Gravitational buoyancy.

Volume = buoyancy 10 density of water =

Density = g cm 3

The graph reading given does not show the number.

Solution: It is known that the cross-sectional area of the hollow column hole s = 10 square millimeters = minus 5 square meters of 10, and the mass of the pressure limiting valve m = 100g = the atmospheric pressure at that time p0 = 1 10 to the 5th power of the square, 1If the maximum pressure in the pressure cooker is p, then p=p0+mg s=2 10 to the 5th power of Pa.

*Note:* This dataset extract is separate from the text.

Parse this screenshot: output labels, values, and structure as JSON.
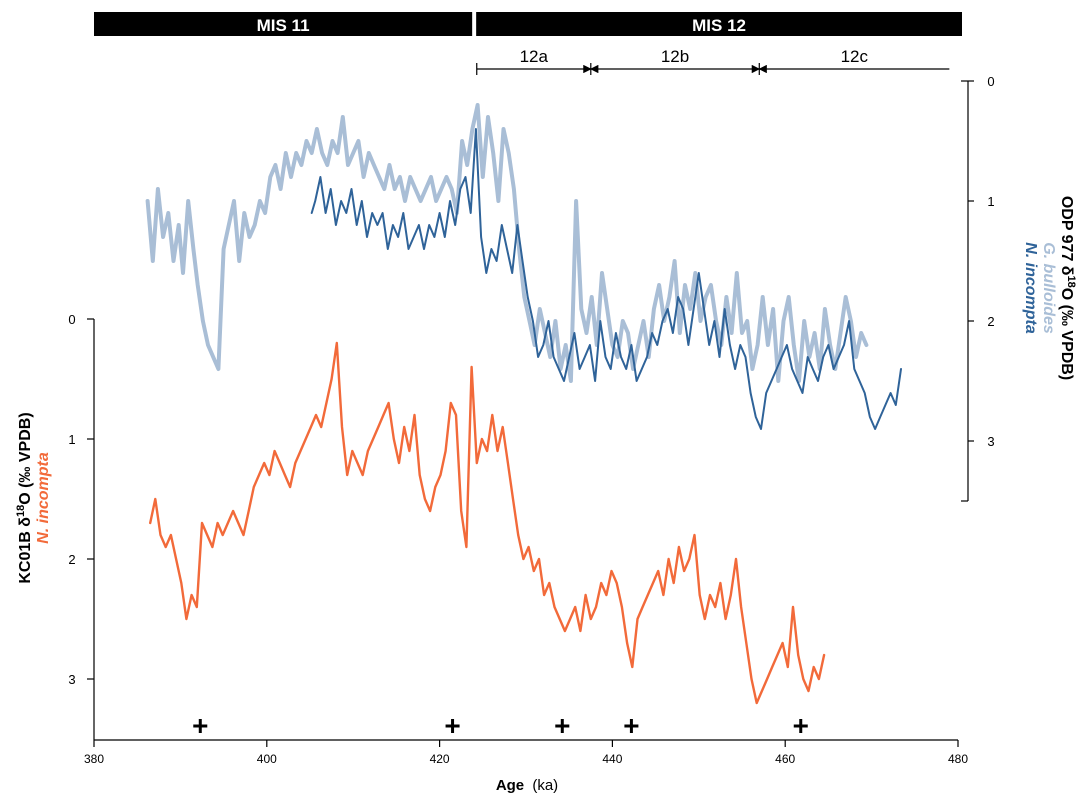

2..It can't be used, because the maximum pressure set by the original pressure limiting valve exceeds the maximum allowable pressure, so it is necessary to replace a lighter pressure limiting valve, and let its mass be a, then there are 5 power pascals = p0 + ag sa =

1,20 N

2,20n/

Let's do the calculations yourself This question is mainly to test the understanding of the concept of pressure.

In 1 ml of concentrated sulfuric acid (the mass fraction of the solute is 98%, the density is grams of cubic centimeters), the mass of H2SO4 is grams; If 1ml of concentrated sulfuric acid is mixed with 4ml of water to prepare 1:4 dilute sulfuric acid, the mass fraction of the solute in the dilute sulfuric acid solution is

Answer: The first step is to find the mass of 1ml of concentrated sulfuric acid = 1ml*. Then it is possible to calculate the mass of sulfuric acid = . Then calculate the mass of this 5ml of dilute sulfuric acid =. The mass of H2SO4 in dilute sulfuric acid remains unchanged, so the mass fraction of dilute sulfuric acid = (.